Film Karadeniz otoyoluyla başlıyormuş ve bir kaç yerde bu yolun saçmalığını ve barbarlığını gösteriyormuş. Ayrıca kıyılarımızdaki doğa mitingleri bütününde çöp sorunları ve diğer ekolojik sorunlarını hafif bir komedi havasında, yani belgesel olmayan bir sinema filminde gösterilebilecek şekilde sorunlara ilgiyi çekmeye çalışmış; www.offkaradeniz.com Nur Dolay’a son olarak şunları söyledim: “.. Siz ki oradan savaş veriyorsunuz, anlasınlar rantçılar bu işin öyle çok kolay olmadığını.. Kutlarım sizi..”..
Fakat onlar işlerini kolaylaştırmak için her türlü oyuna baş vuruyorlar. 25/03/2010 günkü Yalçın Bayer köşesinde çıkan haber, benim; ‘Anayasa Değişikliğini içeren taslakta Doğa ve Çevre ile ilgili güçlü bir yaptırım getirilmesi’ isteğimde ne denli haklı olduğumun somut kanıtı: .. İstanbul’un kuzey kesiminde kömür çıkartılan sahanın İstanbul Orman Bölge Müdürlüğü’nce rehabilitasyona tabi tutularak ağaçlandırılması ve ormanlaştırılması Anayasa’nın 169. maddesi ile 6831 sayılı Orman Yasası’nın 16. maddesi gereği yasal bir zorunluluk. Bu saha 100 bin dönüm. 1997’dan itibaren toprak döküm ihaleleri yapıldı ve 2003-2007 arasında 40 milyon dolardan fazla gelir sağladı. 25 bin dönüm saha da ağaçlandırıldı.
Aslında projenin sonunda 2 milyar dolarlık bir gelir bekleniyordu; yani kamu geliri olacaktı. Orman idaresi hem sokak mafyası, hem de bürokratik engellerle karşılaştı bu süreçte.
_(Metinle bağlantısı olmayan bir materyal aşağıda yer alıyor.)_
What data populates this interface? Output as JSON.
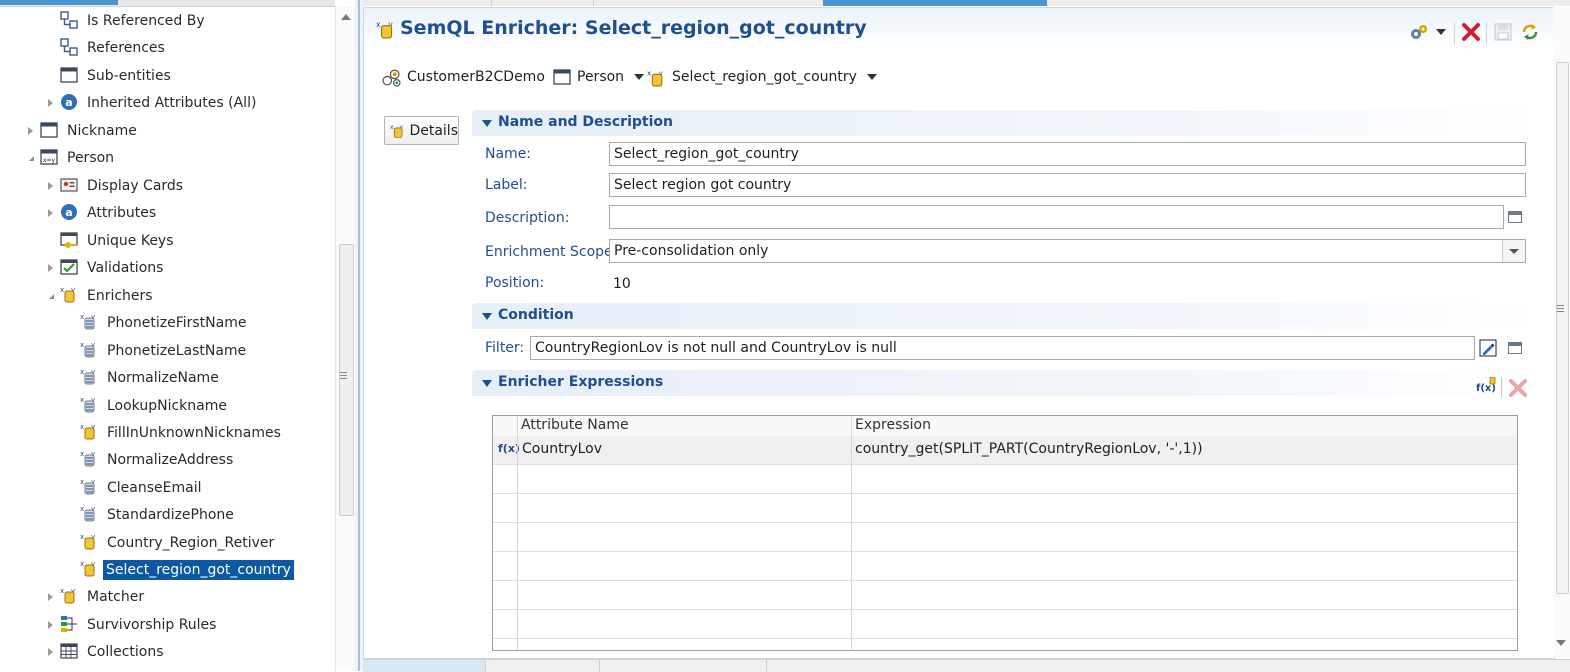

Ancak Büyükşehir Belediyesi bu alanlara göz dikti; orman idaresine karşı engeller çıkardı ve sonunda Orman’ın hafriyat ihaleleri durduruldu. Bu projeyi yürüten İstanbul Orman Bölge Müdürü Faruk Çebi de seçimlerden hemen sonra görevden alınarak Trabzon’a yollandı….
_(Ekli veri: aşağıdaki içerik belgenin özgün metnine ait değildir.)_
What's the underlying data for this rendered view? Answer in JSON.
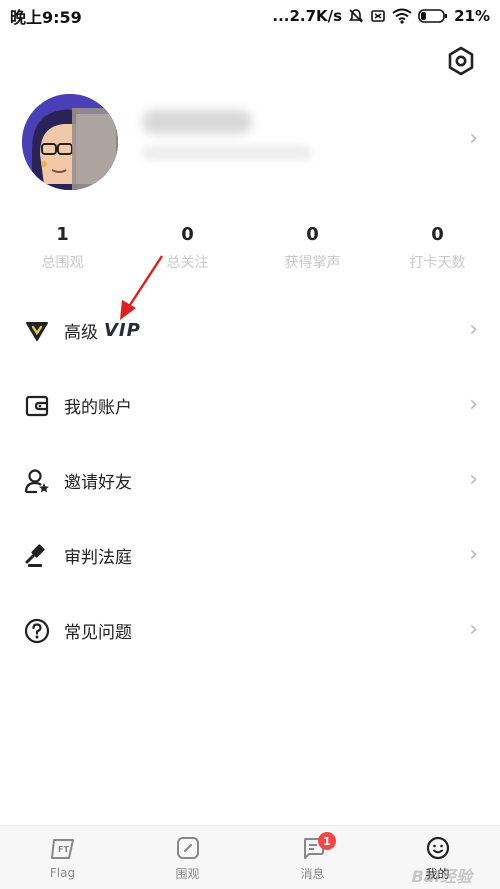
{
  "status_bar": {
    "time": "晚上9:59",
    "network_speed": "...2.7K/s",
    "battery": "21%"
  },
  "profile": {
    "avatar_icon": "avatar-character"
  },
  "stats": [
    {
      "value": "1",
      "label": "总围观"
    },
    {
      "value": "0",
      "label": "总关注"
    },
    {
      "value": "0",
      "label": "获得掌声"
    },
    {
      "value": "0",
      "label": "打卡天数"
    }
  ],
  "menu": {
    "vip": {
      "label": "高级",
      "badge": "VIP",
      "icon": "vip-diamond-icon"
    },
    "account": {
      "label": "我的账户",
      "icon": "wallet-icon"
    },
    "invite": {
      "label": "邀请好友",
      "icon": "user-star-icon"
    },
    "court": {
      "label": "审判法庭",
      "icon": "gavel-icon"
    },
    "faq": {
      "label": "常见问题",
      "icon": "question-icon"
    }
  },
  "tabs": [
    {
      "label": "Flag",
      "icon": "flag-icon"
    },
    {
      "label": "围观",
      "icon": "compass-icon"
    },
    {
      "label": "消息",
      "icon": "message-icon",
      "badge": "1"
    },
    {
      "label": "我的",
      "icon": "smile-icon"
    }
  ],
  "watermark": "Bai经验",
  "colors": {
    "badge": "#f04848",
    "annotation_arrow": "#e02020",
    "avatar_bg": "#4b3fb7"
  }
}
Çevre ve Orman Bakanı Veysel Eroğlu’nun bu işe karşı olduğunu biliyoruz. Onun için, bu engelin ortadan kaldırılması için Avcılık Yasası’nın kara avcılığı yasasının ve bazı kanunlarda değişiklik yapılmasına ilişkin kanun tasarısına bir madde eklenmesine dair bir tasarı hazırlandı, 8 Martta Meclis’e sunuldu. Maddede “Madencilik faaliyetleri neticesinde tabii yapısı bozulan alanların, inşaat, yıkıntı ve hafriyat atıkları ile doldurularak ağaçlandırmaya hazır hale getirilmesi maksadıyla mücavir alanlarda Büyükşehir Belediyelerine ve il belediyelerine bedeli karşılığında izin verilebilir” deniliyor….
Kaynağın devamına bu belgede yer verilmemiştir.